While drones have been becoming more and more useful over the last couple of years, doing cool things like following GPS waypoints or chasing their owner’s vehicles, all while capturing epic video footage, most of this tech was only for the military or big companies with massive budgets. If you told a drone to go somewhere or do something, you were the one who needed to make sure nothing was in the way.

That’s no longer the case today after China’s DJI, widely regarded as the market leader in consumer drones, announced a new model that features the first guidance system available to regular consumers. The system is a combination of ultrasonic sensors and stereo cameras which enable the drone to detect objects up to 65 feet away and then keep the aircraft at a pre-set distance.

If there’s now a big tree in between two waypoint, the drone will go over or around it, without an additional input from the owner required.
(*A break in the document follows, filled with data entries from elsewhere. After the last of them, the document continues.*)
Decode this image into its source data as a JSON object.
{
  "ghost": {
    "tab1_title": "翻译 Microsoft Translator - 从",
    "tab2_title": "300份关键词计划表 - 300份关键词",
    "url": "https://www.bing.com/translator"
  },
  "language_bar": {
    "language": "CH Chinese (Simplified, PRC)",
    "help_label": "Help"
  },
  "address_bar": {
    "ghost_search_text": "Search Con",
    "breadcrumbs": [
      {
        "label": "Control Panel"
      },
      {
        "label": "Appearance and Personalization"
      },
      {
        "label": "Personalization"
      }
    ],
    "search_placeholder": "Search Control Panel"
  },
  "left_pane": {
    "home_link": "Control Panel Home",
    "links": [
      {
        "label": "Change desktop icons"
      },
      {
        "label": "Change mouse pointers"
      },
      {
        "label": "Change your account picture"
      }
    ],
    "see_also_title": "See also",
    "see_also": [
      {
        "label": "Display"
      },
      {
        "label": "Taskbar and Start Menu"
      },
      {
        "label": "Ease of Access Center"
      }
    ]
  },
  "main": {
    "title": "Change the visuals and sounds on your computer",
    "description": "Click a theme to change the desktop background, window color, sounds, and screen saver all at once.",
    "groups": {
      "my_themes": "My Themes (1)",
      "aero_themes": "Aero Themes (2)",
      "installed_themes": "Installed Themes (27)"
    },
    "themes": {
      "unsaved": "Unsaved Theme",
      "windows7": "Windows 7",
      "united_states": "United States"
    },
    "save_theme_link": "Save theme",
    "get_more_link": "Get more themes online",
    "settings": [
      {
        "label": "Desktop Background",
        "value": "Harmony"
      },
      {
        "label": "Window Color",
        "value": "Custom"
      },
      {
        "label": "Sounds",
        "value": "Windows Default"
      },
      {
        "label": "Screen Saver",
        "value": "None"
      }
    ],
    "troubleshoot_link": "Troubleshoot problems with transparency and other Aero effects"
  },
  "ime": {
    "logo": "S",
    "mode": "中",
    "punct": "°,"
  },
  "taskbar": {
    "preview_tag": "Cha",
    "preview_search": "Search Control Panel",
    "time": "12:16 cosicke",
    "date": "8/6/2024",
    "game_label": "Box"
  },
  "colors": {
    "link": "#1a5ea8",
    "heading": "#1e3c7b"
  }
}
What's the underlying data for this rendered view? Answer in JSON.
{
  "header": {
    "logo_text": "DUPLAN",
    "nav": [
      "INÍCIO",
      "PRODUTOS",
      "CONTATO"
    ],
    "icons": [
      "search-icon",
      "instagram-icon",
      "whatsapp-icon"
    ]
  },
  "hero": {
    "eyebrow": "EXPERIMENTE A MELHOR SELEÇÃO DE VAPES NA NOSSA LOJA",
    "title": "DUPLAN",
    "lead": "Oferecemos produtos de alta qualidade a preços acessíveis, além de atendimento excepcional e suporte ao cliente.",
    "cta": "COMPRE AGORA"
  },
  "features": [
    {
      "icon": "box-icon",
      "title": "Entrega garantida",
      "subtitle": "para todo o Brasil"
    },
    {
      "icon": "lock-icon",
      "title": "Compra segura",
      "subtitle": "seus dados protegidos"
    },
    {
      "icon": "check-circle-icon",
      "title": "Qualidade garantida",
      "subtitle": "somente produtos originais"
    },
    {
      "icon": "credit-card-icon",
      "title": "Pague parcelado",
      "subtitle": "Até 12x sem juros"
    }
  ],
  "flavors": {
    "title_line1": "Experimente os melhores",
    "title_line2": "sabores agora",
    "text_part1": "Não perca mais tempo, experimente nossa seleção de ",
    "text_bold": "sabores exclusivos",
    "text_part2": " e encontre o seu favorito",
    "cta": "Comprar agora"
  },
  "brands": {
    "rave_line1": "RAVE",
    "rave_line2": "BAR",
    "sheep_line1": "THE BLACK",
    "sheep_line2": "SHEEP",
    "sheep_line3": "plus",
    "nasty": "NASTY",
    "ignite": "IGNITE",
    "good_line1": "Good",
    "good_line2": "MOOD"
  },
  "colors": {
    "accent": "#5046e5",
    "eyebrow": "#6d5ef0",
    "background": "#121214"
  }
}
This technology is called ‘sense and avoid’ and is key to many sophisticated drone projects, like urban package delivery or low-level photography. Its especially useful around populated areas, where plenty of man made structures need to be negotiated. DJI says that research teams are already using the new guidance platform to build “unique applications, including an aerial solution created at Fudan University in Shanghai that uses Intel processors to detect illegally parked cars from the air.”

The guidance system is available for DJI’s new Matrice 100 drone. The new model is designed for developers looking to test our theoretical drone designs across a wide range of industries.

But the real significance of today’s announcement is it shows DJI is not content to just be a hardware manufacturer. The company sees itself and its technology as being but as a platform for the entire drone industry, where it controls both the software inside each vehicle and builds the outer airframes.

Like its peers Xiaomi, Alibaba and Baidu, DJI has big ambitions and isn’t afraid to go chase them. Exect to hear a lot more about DJI in the coming months, particularly around the fall, as it launches new models in time for the important holiday season.